Louise Dennis: Teaching Portfolio

Contribution to the Design and Planning of Learning Activities and/or Programmes of Study

In the period of my time at Nottingham I have designed one module from scratch, and substantially reworked two further modules. I have just been made a member of the Undergraduate Programme sub-committee which will involve me in the design of 3 new degree programmes to be offered in 2006 along with new modules to support those programmes.

Alongside these large-scale design activities I am involved in regular smaller scale activities prompted by module review and the simple need to provide new courseworks year on year to avoid plagiarism.

Course Design

While I have been at Nottingham the School has not developed a new degree course from scratch, however the e-Commerce and Digital Business degree was only 2 years old and was still suffering from teething problems. Through involvement with the Course Structure Committee (open to the entire School) and Teaching Committee (through my role as course director for our Joint Honours degree with Management) I have been involved in discussions about reworking, removing and adding modules to our catalogue in order to make all our degrees more up-to-date and functional.

As stated above I have just become involved with the design of three new degrees of which I have particular responsibility for a new degree entitled Computer Science with Formal Methods.

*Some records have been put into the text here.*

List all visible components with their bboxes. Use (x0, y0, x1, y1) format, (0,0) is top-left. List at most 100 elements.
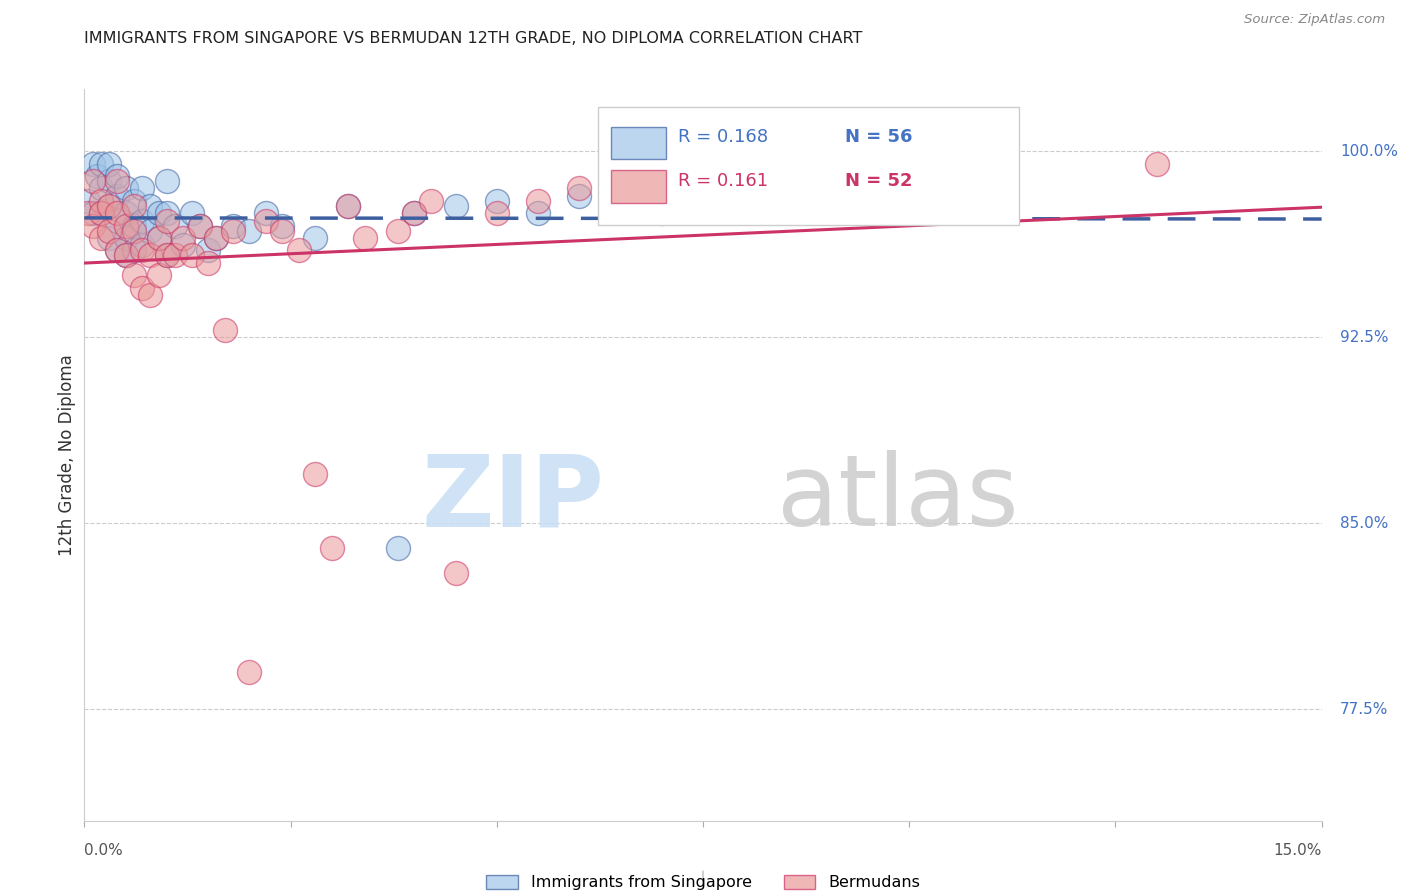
Point (404, 206, 426, 220)
Point (77, 194, 100, 208)
Point (321, 541, 343, 555)
Point (98, 199, 121, 213)
Point (444, 199, 467, 213)
Point (815, 181, 838, 195)
Point (222, 223, 245, 237)
Point (131, 280, 153, 294)
Point (733, 189, 755, 203)
Point (148, 231, 170, 245)
Point (86, 169, 108, 183)
Point (188, 219, 211, 233)
Point (98, 199, 121, 213)
Point (1146, 156, 1168, 170)
Point (733, 174, 755, 188)
Point (105, 244, 128, 258)
Point (114, 248, 136, 262)
Point (288, 244, 311, 258)
Point (222, 219, 245, 233)
Point (139, 248, 162, 262)
Point (180, 206, 202, 220)
Point (156, 213, 179, 227)
Point (254, 206, 277, 220)
Point (898, 174, 921, 188)
Point (304, 467, 326, 481)
Point (98, 156, 121, 170)
Point (172, 238, 194, 252)
Point (105, 206, 128, 220)
Point (387, 541, 409, 555)
Point (337, 199, 360, 213)
Point (527, 194, 550, 208)
Text: 0.0%: 0.0% (84, 843, 124, 858)
Point (131, 213, 153, 227)
Text: IMMIGRANTS FROM SINGAPORE VS BERMUDAN 12TH GRADE, NO DIPLOMA CORRELATION CHART: IMMIGRANTS FROM SINGAPORE VS BERMUDAN 12… (84, 31, 863, 46)
Point (692, 194, 714, 208)
Point (651, 206, 673, 220)
Point (90, 181, 112, 195)
Point (105, 244, 128, 258)
Point (105, 174, 128, 188)
Point (122, 223, 145, 237)
Point (98, 174, 121, 188)
Text: N = 52: N = 52 (845, 171, 912, 190)
Point (122, 244, 145, 258)
FancyBboxPatch shape (612, 127, 666, 159)
Text: R = 0.168: R = 0.168 (678, 128, 769, 145)
Point (404, 206, 426, 220)
Point (172, 231, 194, 245)
Point (651, 181, 673, 195)
Point (105, 189, 128, 203)
Point (98, 223, 121, 237)
Point (90, 206, 112, 220)
Point (122, 268, 145, 282)
Point (156, 248, 179, 262)
Point (609, 194, 631, 208)
Point (114, 219, 136, 233)
Point (444, 566, 467, 580)
Point (131, 238, 153, 252)
Point (114, 181, 136, 195)
Point (205, 231, 228, 245)
Point (77, 206, 100, 220)
Text: atlas: atlas (778, 450, 1019, 548)
Point (165, 219, 187, 233)
Point (419, 194, 441, 208)
Point (815, 169, 838, 183)
Point (238, 665, 260, 679)
Point (180, 248, 202, 262)
Point (90, 206, 112, 220)
Point (188, 219, 211, 233)
Point (105, 213, 128, 227)
Point (197, 244, 219, 258)
Point (139, 288, 162, 302)
Point (609, 199, 631, 213)
Point (156, 174, 179, 188)
Point (114, 231, 136, 245)
FancyBboxPatch shape (612, 170, 666, 202)
Point (197, 256, 219, 270)
Point (271, 219, 294, 233)
Text: R = 0.161: R = 0.161 (678, 171, 769, 190)
Text: 15.0%: 15.0% (1274, 843, 1322, 858)
Text: 92.5%: 92.5% (1340, 330, 1388, 344)
Text: Source: ZipAtlas.com: Source: ZipAtlas.com (1244, 13, 1385, 27)
Text: N = 56: N = 56 (845, 128, 912, 145)
Point (165, 248, 187, 262)
Point (485, 206, 508, 220)
Point (254, 213, 277, 227)
Point (122, 219, 145, 233)
Point (82, 219, 104, 233)
Point (122, 199, 145, 213)
Point (105, 169, 128, 183)
Point (131, 181, 153, 195)
Point (205, 231, 228, 245)
Point (238, 223, 260, 237)
Point (568, 189, 591, 203)
Point (139, 199, 162, 213)
Point (485, 194, 508, 208)
Point (148, 268, 170, 282)
Point (114, 248, 136, 262)
Point (82, 156, 104, 170)
Point (568, 181, 591, 195)
Point (90, 194, 112, 208)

At present the basic course structure for this is still being finalised.

Module Design

In my first year at Nottingham I had to design a module from scratch based only on an outline syllabus, this is discussed in full in my discussion of G53DDB. I have also substantially reworked G51SWT and am gradually altering G51MC2 to better reflect my lecturing style and current student ability at intake. I am also in the process of designing an entirely new 3rd year module in my research area from scratch - this is currently tentatively entitled "Automated Mathematical Reasoning".

Coursework Design

In all my modules, bar G51MC2 where I inherited exercise sets from my predecessor, I have had to design coursework (both formative and summative). I usually hope that such courseworks will have a learning as well as an assessment outcome. In the case of G53DDB I hoped the courseworks would help the students learn both about the subject matter (which was not really covered in lectures) and help develop critical and analytical skills. In the courseworks designed for G51SWT I hope to foster technical tool use and programming skills.

Tutorial Design

The school runs a system of tutorials in the first year which are not a part of any specific module but intended as a general trouble-shooting exercise. Many lecturers choose to run these in an entirely informal fashion however I have found mine benefit from some advance planning discussed under 1st Year Tutorials. One of the outcomes of my individual project taken as part of the PGCHE has been a plan to design some 1st year tutorial material based on the plagiarism scenarios used in the project questionnaire which tutors can opt to use to help students engage better with the issues of plagiarism and collusion.